Designing Distributed Data Base
The strategies can be broadly divided into replication and fragmentation. However, in most cases, a combination of the two is used.
Data replication is the process of storing separate copies of the database at two or more sites. It is a popular fault tolerance technique of distributed databases.
Advantages of Data Replication
- Reliability: In case of failure of any site, the database system continues to work since a copy is available at another site(s).
- Reduction in Network Load: Since local copies of data are available, query processing can be done with reduced network usage, particularly during prime hours. Data updating can be done at non-prime hours.
- Quicker Response: Availability of local copies of data ensures quick query processing and consequently quick response time.
- Simpler Transactions: Transactions require less number of joins of tables located at different sites and minimal coordination across the network. Thus, they become simpler in nature.
Disadvantages of Data Replication
- Increased Storage Requirements: Maintaining multiple copies of data is associated with increased storage costs. The storage space required is in multiples of the storage required for a centralized system.
- Increased Cost and Complexity of Data Updating: Each time a data item is updated, the update needs to be reflected in all the copies of the data at the different sites. This requires complex synchronization techniques and protocols.
- Undesirable Application – Database coupling: If complex update mechanisms are not used, removing data inconsistency requires complex co-ordination at application level. This results in undesirable application – database coupling.
Some commonly used replication techniques are:
- Snapshot replication
- Near-real-time replication
- Pull replication
Fragmentation is the task of dividing a table into a set of smaller tables. The subsets of the table are called fragments. Fragmentation can be of three types: horizontal, vertical, and hybrid (combination of horizontal and vertical). Horizontal fragmentation can further be classified into two techniques: primary horizontal fragmentation and derived horizontal fragmentation.

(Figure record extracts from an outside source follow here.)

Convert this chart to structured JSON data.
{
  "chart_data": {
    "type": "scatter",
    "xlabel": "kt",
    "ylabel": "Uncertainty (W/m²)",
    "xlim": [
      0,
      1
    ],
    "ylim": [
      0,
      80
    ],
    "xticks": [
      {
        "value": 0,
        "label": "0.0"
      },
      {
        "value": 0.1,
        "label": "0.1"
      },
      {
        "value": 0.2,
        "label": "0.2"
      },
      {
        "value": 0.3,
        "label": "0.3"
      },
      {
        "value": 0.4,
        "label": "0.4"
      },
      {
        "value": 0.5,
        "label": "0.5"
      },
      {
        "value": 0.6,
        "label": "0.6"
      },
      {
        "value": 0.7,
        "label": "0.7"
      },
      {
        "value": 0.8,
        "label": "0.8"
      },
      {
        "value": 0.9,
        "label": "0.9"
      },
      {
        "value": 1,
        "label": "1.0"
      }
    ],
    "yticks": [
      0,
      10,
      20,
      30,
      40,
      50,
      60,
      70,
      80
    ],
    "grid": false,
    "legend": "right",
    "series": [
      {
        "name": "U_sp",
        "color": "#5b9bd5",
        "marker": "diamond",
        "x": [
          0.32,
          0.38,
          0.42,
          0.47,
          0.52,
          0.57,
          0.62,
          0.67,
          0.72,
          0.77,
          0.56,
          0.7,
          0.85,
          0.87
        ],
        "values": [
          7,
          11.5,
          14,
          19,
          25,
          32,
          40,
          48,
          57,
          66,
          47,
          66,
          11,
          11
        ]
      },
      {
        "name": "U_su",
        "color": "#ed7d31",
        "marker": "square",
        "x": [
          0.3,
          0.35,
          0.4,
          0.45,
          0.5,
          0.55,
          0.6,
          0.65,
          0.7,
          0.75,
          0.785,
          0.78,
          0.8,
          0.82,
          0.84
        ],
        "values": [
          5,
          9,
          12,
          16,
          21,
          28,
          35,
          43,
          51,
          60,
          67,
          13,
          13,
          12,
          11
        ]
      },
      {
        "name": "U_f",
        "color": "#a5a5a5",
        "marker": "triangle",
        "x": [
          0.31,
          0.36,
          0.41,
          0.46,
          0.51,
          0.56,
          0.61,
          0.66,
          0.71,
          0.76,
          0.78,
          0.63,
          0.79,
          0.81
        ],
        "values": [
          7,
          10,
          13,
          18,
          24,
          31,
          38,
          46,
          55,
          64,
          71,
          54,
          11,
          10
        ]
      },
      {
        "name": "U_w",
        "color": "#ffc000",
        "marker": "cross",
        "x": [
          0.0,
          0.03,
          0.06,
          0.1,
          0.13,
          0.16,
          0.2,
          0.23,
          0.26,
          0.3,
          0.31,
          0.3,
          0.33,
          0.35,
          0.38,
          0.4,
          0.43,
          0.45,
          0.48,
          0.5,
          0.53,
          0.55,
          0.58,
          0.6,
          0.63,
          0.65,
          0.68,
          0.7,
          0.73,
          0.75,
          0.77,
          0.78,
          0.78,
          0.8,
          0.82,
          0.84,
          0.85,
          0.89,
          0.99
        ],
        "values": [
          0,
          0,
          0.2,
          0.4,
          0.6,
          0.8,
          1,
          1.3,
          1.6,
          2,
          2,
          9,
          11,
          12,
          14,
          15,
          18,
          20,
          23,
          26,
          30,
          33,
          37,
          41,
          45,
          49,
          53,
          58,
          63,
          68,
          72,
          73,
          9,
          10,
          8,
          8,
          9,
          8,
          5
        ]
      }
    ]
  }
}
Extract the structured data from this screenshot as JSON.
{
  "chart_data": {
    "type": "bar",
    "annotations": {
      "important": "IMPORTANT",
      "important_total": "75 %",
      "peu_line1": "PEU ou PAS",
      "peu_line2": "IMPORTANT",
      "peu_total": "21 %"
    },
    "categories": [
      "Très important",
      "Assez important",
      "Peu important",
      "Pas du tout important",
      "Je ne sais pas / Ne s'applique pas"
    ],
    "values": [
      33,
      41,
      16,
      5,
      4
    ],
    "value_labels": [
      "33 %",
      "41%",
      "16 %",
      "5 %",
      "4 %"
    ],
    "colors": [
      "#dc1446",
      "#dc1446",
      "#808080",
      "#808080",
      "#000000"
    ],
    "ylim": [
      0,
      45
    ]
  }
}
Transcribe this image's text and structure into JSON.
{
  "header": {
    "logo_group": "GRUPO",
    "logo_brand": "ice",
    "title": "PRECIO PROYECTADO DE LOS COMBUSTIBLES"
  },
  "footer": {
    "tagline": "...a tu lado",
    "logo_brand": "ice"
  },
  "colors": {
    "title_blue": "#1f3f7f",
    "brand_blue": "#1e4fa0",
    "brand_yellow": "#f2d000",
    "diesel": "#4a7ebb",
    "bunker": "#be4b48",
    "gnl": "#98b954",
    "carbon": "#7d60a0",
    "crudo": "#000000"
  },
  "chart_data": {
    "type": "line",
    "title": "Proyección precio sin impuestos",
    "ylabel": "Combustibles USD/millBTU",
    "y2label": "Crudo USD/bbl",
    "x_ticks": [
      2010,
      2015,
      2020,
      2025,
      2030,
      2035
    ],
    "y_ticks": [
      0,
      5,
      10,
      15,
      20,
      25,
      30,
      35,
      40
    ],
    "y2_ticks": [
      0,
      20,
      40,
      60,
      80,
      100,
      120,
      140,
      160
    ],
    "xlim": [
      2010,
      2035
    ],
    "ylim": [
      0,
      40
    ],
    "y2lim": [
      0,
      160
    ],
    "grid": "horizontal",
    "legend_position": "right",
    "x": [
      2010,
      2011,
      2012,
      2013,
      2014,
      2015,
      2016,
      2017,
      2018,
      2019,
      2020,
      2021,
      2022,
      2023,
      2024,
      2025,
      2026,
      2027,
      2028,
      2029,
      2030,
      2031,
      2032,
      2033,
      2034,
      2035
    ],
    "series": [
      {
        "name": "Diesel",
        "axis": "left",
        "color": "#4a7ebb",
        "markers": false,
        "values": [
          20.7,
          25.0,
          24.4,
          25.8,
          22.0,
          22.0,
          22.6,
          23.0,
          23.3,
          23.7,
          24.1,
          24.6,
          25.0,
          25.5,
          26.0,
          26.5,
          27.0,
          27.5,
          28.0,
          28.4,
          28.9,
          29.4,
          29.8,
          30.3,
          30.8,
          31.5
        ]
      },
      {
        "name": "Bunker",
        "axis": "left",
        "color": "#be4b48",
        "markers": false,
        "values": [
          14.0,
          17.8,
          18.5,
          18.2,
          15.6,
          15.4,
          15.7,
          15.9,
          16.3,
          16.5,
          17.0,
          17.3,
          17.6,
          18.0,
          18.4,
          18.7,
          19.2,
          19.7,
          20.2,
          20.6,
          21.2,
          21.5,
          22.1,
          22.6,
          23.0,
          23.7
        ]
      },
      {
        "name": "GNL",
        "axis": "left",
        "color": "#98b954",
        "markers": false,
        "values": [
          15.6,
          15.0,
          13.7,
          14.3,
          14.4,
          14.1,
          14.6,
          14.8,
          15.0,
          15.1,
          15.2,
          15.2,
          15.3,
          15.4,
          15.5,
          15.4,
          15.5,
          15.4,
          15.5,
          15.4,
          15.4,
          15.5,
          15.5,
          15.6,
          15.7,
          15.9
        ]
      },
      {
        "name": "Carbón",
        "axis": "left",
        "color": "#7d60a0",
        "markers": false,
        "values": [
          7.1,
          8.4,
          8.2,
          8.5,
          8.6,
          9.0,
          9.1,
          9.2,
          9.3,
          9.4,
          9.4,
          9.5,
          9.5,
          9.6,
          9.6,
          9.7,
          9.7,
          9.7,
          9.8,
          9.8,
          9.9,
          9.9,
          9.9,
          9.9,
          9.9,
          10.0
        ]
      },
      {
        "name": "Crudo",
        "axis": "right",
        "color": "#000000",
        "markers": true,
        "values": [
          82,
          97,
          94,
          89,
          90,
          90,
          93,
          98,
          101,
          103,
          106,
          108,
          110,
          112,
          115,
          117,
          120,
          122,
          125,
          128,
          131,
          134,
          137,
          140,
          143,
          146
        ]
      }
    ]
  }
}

Fragmentation should be done in a way so that the original table can be reconstructed from the fragments. This is needed so that the original table can be reconstructed from the fragments whenever required. This requirement is called “reconstructiveness.”
Advantages of Fragmentation
- Since data is stored close to the site of usage, efficiency of the database system is increased.
- Local query optimization techniques are sufficient for most queries since data is locally available.
- Since irrelevant data is not available at the sites, security and privacy of the database system can be maintained.
Disadvantages of Fragmentation
- When data from different fragments are required, the access speeds may be very high.
- In case of recursive fragmentations, the job of reconstruction will need expensive techniques.
- Lack of back-up copies of data in different sites may render the database ineffective in case of failure of a site.
In vertical fragmentation, the fields or columns of a table are grouped into fragments. In order to maintain reconstructiveness, each fragment should contain the primary key field(s) of the table. Vertical fragmentation can be used to enforce privacy of data.
For example, let us consider that a University database keeps records of all registered students in a Student table having the following schema.
Now, the fees details are maintained in the accounts section. In this case, the designer will fragment the database as follows −
CREATE TABLE STD_FEES AS
SELECT Regd_No, Fees
Horizontal fragmentation groups the tuples of a table in accordance to values of one or more fields. Horizontal fragmentation should also confirm to the rule of reconstructiveness. Each horizontal fragment must have all columns of the original base table.
For example, in the student schema, if the details of all students of Computer Science Course needs to be maintained at the School of Computer Science, then the designer will horizontally fragment the database as follows −
CREATE COMP_STD AS
SELECT * FROM STUDENT
WHERE COURSE = “Computer Science”;
In hybrid fragmentation, a combination of horizontal and vertical fragmentation techniques are used. This is the most flexible fragmentation technique since it generates fragments with minimal extraneous information. However, reconstruction of the original table is often an expensive task.
Hybrid fragmentation can be done in two alternative ways:
- At first, generate a set of horizontal fragments; then generate vertical fragments from one or more of the horizontal fragments.
- At first, generate a set of vertical fragments; then generate horizontal fragments from one or more of the vertical fragments.